Rozwój Katowice: Awans albo śmierć? "Ode mnie takich słów się nie usłyszy"

Piłkarze Rozwoju spisują się na tyle dobrze, że wizja awansu do I ligi jest naprawdę realna. Jednak szkoleniowiec katowiczan nie składa żadnych wiążących deklaracji dotyczących walki o awans.

W ostatnich dniach o Rozwoju Katowice zrobiło się głośniej. Poza tym, że drużyna ma za sobą udaną rundę jesienną, po której jest wiceliderem II ligi, to w klubie doszło do zmian personalnych.
[ad=rectangle]
W czwartek 5 marca w katowickim klubie powitano nowego dyrektora sportowego, Kamil Kosowski zastąpił na tym stanowisku Marka Koniarka, pełniącego tę funkcję od roku 2011. Natomiast pod koniec lutego nowym prezesem Rozwoju został Zbigniew Waśkiewicz, który zastąpił Adama Zelka.
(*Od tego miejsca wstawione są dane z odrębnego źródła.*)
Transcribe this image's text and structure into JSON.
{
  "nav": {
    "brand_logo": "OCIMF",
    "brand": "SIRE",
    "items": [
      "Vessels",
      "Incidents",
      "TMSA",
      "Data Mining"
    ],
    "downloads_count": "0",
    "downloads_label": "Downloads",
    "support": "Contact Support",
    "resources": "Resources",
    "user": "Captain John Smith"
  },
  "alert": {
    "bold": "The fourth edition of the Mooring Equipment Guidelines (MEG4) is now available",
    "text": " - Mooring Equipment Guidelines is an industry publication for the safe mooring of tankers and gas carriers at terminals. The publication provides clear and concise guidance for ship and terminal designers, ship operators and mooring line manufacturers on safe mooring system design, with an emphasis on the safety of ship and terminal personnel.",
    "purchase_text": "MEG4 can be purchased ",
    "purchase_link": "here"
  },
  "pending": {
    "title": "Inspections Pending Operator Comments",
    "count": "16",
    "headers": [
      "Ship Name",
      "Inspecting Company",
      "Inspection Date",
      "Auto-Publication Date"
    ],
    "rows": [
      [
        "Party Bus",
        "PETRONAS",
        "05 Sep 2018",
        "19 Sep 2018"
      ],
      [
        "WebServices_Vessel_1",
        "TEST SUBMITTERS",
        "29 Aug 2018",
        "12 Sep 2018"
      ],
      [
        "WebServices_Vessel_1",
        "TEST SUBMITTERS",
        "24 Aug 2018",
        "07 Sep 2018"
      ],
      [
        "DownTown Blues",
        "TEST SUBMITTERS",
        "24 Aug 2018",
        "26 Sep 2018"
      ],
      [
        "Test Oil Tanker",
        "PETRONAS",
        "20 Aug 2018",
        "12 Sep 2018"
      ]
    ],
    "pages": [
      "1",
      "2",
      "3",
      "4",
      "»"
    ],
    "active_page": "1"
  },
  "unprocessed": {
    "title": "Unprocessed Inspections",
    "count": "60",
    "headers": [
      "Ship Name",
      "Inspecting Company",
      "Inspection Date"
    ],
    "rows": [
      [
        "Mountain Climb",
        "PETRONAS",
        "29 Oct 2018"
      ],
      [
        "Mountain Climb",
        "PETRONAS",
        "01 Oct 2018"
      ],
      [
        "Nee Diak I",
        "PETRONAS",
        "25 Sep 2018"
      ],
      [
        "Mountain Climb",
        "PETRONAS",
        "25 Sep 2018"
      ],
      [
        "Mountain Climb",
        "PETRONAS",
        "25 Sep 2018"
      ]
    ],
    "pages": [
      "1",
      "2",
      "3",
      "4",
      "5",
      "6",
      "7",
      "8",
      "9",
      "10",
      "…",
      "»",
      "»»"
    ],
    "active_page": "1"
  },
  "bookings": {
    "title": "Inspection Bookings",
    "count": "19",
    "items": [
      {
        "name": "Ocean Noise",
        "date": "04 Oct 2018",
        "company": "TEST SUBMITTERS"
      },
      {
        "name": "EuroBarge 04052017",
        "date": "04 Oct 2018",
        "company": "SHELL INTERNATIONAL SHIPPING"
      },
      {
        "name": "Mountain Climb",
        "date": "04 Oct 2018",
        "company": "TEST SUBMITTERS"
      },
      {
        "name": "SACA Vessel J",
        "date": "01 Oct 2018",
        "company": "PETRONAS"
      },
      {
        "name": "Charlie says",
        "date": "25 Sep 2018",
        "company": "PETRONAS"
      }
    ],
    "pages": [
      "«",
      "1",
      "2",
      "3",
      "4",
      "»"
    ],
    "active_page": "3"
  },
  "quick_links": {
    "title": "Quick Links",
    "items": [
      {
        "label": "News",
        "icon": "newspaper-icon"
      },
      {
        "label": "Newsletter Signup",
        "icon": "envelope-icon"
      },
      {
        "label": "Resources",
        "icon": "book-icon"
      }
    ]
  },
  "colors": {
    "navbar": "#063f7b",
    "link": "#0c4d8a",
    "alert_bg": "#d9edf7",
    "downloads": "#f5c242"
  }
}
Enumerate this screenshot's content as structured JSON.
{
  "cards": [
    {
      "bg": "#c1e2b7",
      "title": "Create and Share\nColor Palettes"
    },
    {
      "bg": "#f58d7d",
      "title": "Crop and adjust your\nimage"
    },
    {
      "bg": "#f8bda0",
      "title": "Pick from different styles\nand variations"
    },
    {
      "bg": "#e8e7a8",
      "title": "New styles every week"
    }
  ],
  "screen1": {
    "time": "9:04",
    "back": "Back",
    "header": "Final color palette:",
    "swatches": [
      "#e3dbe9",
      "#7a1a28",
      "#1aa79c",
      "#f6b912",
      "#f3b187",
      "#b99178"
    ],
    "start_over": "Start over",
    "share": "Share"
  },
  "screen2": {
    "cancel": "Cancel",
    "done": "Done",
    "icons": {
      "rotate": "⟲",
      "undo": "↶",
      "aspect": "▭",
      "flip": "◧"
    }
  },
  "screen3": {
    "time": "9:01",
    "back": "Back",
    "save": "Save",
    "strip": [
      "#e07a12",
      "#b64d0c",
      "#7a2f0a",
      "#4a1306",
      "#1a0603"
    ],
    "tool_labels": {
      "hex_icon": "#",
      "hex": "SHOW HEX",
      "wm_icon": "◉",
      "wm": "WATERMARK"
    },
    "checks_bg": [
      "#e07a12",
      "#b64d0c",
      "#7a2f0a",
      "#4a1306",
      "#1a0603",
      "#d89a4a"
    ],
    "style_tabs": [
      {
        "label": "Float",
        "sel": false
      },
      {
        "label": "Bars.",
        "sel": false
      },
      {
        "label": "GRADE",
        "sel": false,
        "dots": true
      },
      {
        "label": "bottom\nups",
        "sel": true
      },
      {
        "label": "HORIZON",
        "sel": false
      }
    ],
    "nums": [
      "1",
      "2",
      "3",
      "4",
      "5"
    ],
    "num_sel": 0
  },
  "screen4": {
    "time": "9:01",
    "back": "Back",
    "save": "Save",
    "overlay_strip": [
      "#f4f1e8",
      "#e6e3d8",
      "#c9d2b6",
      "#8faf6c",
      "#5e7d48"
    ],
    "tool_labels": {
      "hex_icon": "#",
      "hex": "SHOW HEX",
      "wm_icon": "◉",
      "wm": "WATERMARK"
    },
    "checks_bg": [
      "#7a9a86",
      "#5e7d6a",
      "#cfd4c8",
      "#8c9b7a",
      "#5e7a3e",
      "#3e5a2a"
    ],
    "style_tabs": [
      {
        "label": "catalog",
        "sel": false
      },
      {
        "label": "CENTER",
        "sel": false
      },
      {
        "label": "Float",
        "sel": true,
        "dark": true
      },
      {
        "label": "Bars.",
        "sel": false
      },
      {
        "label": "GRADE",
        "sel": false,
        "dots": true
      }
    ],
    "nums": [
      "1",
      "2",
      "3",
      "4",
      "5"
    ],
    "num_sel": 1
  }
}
Czy nowe władze postawiły cel, z którego po zakończeniu sezonu rozliczą zespół? - Ze mną nikt nie rozmawiał na ten temat. Cel mamy taki, jak przed pierwszą rundą. Premie są wyznaczone zarówno za awans, jak i miejsca gwarantujące utrzymanie. I w tych kategoriach będziemy się poruszać - uciął spekulacje trener Rozwoju, Dietmar Brehmer.

Przerwę zimową katowiczanie spędzili na fotelu wicelidera II ligi, mając na koncie 36 punktów, a do lidera - Energetyka ROW Rybnik - tracąc jedno "oczko". Bilans meczów Rozwoju w rundzie jesiennej wyniósł 11 zwycięstw, 3 remisy i 5 porażek. Tak wysoka pozycja w klasyfikacji sprawia, że katowiczanie są wymieniani w gronie zespołów, liczących się w walce o awans do I ligi.

Jednak szkoleniowiec podchodzi do kwestii rywalizacji o awans z dużym spokojem. - Tak jak w grudniu jasno deklarowałem, że chcemy powalczyć o awans, tak teraz bym tej deklaracji nie powtórzył. Drużyna zrobi wszystko, żeby wygrać każdy mecz. Prezes podkreślił, że nie działamy na zasadzie "awans albo śmierć". Ode mnie też takich słów się nie usłyszy. Za nami bardzo trudny styczeń. Luty to już praca normalna, motoryczna i taktyczna, ale i w dużej mierze mentalna. Mam nadzieję, że jesteśmy na linii wznoszącej - zaznaczył na łamach oficjalnej strony klubowej.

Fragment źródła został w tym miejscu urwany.